BERT Classifier

Analytics Zoo provides a built-in BERTClassifier in TFPark for Natural Language Processing (NLP) classification tasks based on TFEstimator and BERT.

Bidirectional Encoder Representations from Transformers (BERT) is Google's state-of-the-art pre-trained NLP model. You may refer to here for more details.

BERTClassifier is a pre-built TFEstimator that takes the hidden state of the first token to do classification.

In this page, we show the general steps how to train and evaluate an BERTClassifier in a distributed fashion and use this estimator for distributed inference.

Remarks:

You need to install tensorflow==1.15.0 on your driver node.
Your operating system (OS) is required to be one of the following 64-bit systems: Ubuntu 16.04 or later, macOS 10.12.6 or later and Windows 7 or later.
To run on other systems, you need to manually compile the TensorFlow source code. Instructions can be found here.

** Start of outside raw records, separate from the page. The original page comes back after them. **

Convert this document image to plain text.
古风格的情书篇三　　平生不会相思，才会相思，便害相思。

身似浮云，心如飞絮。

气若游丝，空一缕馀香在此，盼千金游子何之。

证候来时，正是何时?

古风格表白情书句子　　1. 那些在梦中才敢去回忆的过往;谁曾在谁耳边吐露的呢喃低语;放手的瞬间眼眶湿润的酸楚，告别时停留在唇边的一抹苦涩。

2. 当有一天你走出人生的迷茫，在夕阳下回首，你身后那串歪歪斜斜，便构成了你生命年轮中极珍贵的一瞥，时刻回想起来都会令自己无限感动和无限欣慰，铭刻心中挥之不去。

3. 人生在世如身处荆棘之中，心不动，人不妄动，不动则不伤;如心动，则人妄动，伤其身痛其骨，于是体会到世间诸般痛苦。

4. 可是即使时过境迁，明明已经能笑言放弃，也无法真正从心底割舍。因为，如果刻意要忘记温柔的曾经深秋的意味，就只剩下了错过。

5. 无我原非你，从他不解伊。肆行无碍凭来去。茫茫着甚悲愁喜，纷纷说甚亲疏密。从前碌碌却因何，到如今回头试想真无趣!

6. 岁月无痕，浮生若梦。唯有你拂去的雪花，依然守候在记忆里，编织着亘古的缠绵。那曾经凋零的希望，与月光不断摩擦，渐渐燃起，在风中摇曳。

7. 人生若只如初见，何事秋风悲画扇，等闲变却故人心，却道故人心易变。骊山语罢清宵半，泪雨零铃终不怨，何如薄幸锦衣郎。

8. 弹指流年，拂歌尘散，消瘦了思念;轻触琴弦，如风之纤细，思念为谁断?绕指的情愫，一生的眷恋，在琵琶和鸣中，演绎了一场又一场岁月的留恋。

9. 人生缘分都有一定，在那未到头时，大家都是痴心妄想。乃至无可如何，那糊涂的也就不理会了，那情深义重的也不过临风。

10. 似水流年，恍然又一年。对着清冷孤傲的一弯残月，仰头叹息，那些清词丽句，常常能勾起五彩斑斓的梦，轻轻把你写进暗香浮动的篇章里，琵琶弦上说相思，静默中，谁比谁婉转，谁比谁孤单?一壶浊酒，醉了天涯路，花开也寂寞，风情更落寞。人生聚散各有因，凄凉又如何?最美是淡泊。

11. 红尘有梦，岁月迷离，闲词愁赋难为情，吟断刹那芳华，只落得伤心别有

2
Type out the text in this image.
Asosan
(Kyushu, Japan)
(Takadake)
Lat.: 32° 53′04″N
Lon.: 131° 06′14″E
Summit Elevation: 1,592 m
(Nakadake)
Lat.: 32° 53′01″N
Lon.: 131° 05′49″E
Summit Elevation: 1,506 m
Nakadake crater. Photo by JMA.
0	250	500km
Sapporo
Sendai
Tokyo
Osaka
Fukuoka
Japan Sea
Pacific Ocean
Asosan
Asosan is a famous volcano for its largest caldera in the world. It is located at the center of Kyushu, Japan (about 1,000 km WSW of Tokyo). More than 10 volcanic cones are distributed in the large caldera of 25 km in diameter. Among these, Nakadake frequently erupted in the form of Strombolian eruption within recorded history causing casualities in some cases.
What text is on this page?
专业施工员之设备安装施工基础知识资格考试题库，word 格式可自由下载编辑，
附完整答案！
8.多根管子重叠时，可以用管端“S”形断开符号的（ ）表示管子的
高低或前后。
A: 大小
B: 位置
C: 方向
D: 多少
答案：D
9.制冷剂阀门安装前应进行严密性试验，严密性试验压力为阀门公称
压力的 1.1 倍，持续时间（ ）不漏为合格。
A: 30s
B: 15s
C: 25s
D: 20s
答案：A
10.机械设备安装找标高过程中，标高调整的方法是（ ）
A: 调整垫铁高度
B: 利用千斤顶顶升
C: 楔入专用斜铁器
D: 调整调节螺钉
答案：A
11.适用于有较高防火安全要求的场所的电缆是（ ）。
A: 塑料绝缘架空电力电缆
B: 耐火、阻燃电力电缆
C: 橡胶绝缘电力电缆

BERTClassifier Construction

You can easily construct an estimator for classification based on BERT using the following API.

from zoo.tfpark.text.estimator import BERTClassifier

estimator = BERTClassifier(num_classes, bert_config_file, init_checkpoint, optimizer=tf.train.AdamOptimizer(learning_rate), model_dir="/tmp/bert")

Data Preparation

BERT has three inputs of the same sequence length: input_ids, input_mask and token_type_ids.

The preprocessing steps should follow BERT's conventions. You may refer to BERT TensorFlow run_classifier example for more details.

To construct the input function for BERTClassifier, you can use the following API:

from zoo.tfpark.text.estimator import bert_input_fn

input_fn = bert_input_fn(rdd, max_seq_length, batch_size)

For training and evaluation, each element in rdd should be a tuple: (feature dict, label). Label is supposed to be an integer.
For prediction, each element in rdd should be a feature dict.
The keys of feature dict should be input_ids, input_mask and token_type_ids and the values should be the corresponding preprocessed results of max_seq_length for a record.

Estimator Training

You can easily call train to train the BERTClassifier in a distributed fashion.

estimator.train(train_input_fn, steps)

You can find the trained checkpoints saved under model_dir, which is specified when you initiate BERTClassifier.

Estimator Evaluation

You can easily call evaluate to evaluate the BERTClassifier in a distributed fashion using top1 accuracy.

result = estimator.evaluate(eval_input_fn, eval_methods=["acc"])

Estimator Inference

You can easily call predict to use the trained BERTClassifier for distributed inference.

predictions_rdd = estimator.predict(test_input_fn)